To be fair, Netflix’s new math on views is much easier to understand than some of its old metrics. Before it switched to hours viewed in the fall of 2021 — on the heels of Squid Game’s runaway success — Netflix employed two different “view” standards, both of which said very little about the totality of viewing for its catalog. First, it counted a view when any member account that completed 70 percent of a movie or 70 percent of a single TV series episode. In the last quarter of 2019, it switched to counting two minutes of any title — long enough to show “intent” to watch, the company said — as a view. The 70 percent standard made little sense for TV series in particular, and the two-minute count was more akin to view tallies on YouTube (where 30 seconds of watching counts as a view) and social media platforms.

The total viewing time metric Netflix has used for the past two years is similar to Nielsen’s weekly streaming reports, which rank the top series and movies by minutes watched in the United States.

Netflix’s equation for calculating views — total time divided by run time — isn’t new: The Hollywood Reporter has occasionally employed it to contextualize total viewing time data going back more than two years. It works best with feature films, where dividing viewing time by running time for a given week yields the equivalent of X number of full showings of that movie. Netflix says its users worldwide spent 88.4 million hours watching Chris Hemsworth’s Extraction 2 in its first week; with a running time of 124 minutes, that equates to about 42.8 million full showings of the film (or more precisely, 42.77 million; Netflix rounds to the nearest hundred thousand).

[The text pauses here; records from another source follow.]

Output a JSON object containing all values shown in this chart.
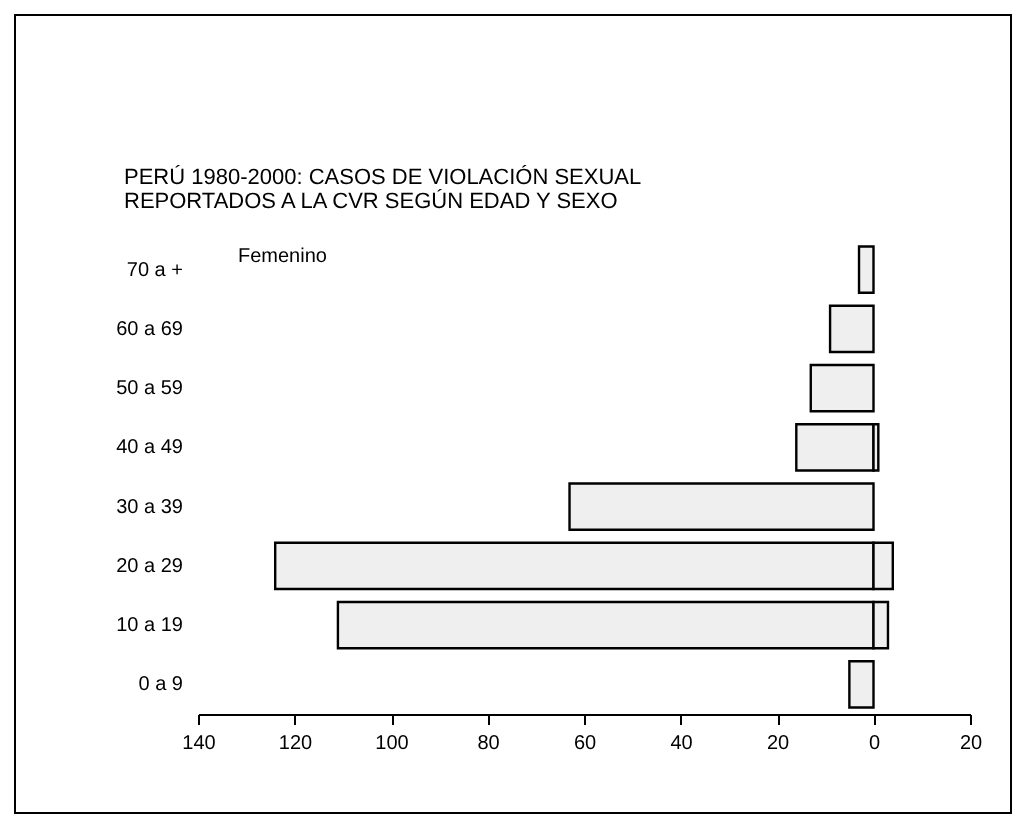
{
  "chart_data": {
    "type": "bar",
    "orientation": "horizontal",
    "title": "PERÚ 1980-2000: CASOS DE VIOLACIÓN SEXUAL\nREPORTADOS A LA CVR SEGÚN EDAD Y SEXO",
    "categories": [
      "70 a +",
      "60 a 69",
      "50 a 59",
      "40 a 49",
      "30 a 39",
      "20 a 29",
      "10 a 19",
      "0 a 9"
    ],
    "series": [
      {
        "name": "Femenino",
        "color": "#efefef",
        "values": [
          -3,
          -9,
          -13,
          -16,
          -63,
          -124,
          -111,
          -5
        ]
      },
      {
        "color": "#efefef",
        "values": [
          null,
          null,
          null,
          1,
          null,
          4,
          3,
          null
        ]
      }
    ],
    "xlim": [
      -140,
      20
    ],
    "xticks": [
      {
        "value": -140,
        "label": "140"
      },
      {
        "value": -120,
        "label": "120"
      },
      {
        "value": -100,
        "label": "100"
      },
      {
        "value": -80,
        "label": "80"
      },
      {
        "value": -60,
        "label": "60"
      },
      {
        "value": -40,
        "label": "40"
      },
      {
        "value": -20,
        "label": "20"
      },
      0,
      20
    ],
    "grid": false
  }
}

That doesn’t mean, however, that 42.8 million Netflix users watched Extraction 2 from start to finish in its first week. Some people might have watched it multiple times, while others may have bailed after 20 minutes. “Might” and “may” are necessary because all the view equation really shows is the number of complete runs contained in the total viewing time.

The math gets fuzzier with series. The final season of Never Have I Ever had the equivalent of 11.5 million complete watches for June 12-18 (56.4 million hours divided by a run time of four hours, 55 minutes). How many of those 11.5 million full-run equivalents were actual binges of the show? It’s impossible to know. Two Netflix users watching five episodes each would add up to the same amount of viewing as one account binging the entire season.

Things get weirder still in Netflix’s all-time top 10s. Both Squid Game (265.2 million views over 13 weeks) and Wednesday (252.1 million views) have more views than Netflix has ever had subscribers — that number stands at 232.5 million worldwide as of the first quarter of 2023. The most popular film on the service, Red Notice, also had more views in its first three months (230.9 million) than Netflix had paid accounts (about 221.6 million) at the time.

The first-blush implication is that literally every Netflix account has watched the entirety of those three titles, which is simply not the case. (At least one Netflix account, residing in this writer’s home, hasn’t finished any of the three.) It’s true that the sky-high view numbers for those three titles speaks to engagement; there’s no way they don’t include rewatches by at least some users.

All those big numbers just reiterate what we already knew, though: that Squid Game, Wednesday and Red Notice were massively popular. By only revealing its top 10 — and the same goes for Nielsen, whose weekly streaming releases only list the top 10 titles across multiple platforms — the snapshot of streaming is like taking a picture of the penthouse of a skyscraper rather than the whole building. Underneath that are the vast majority of programs and movies whose numbers never see the light of day. Even if some of that data is shared with creators — and based on what some striking writers have noted, it’s not always a lot — it remains opaque to the press, to shareholders, and to viewers who might be interested in how their favorite shows and movies are doing.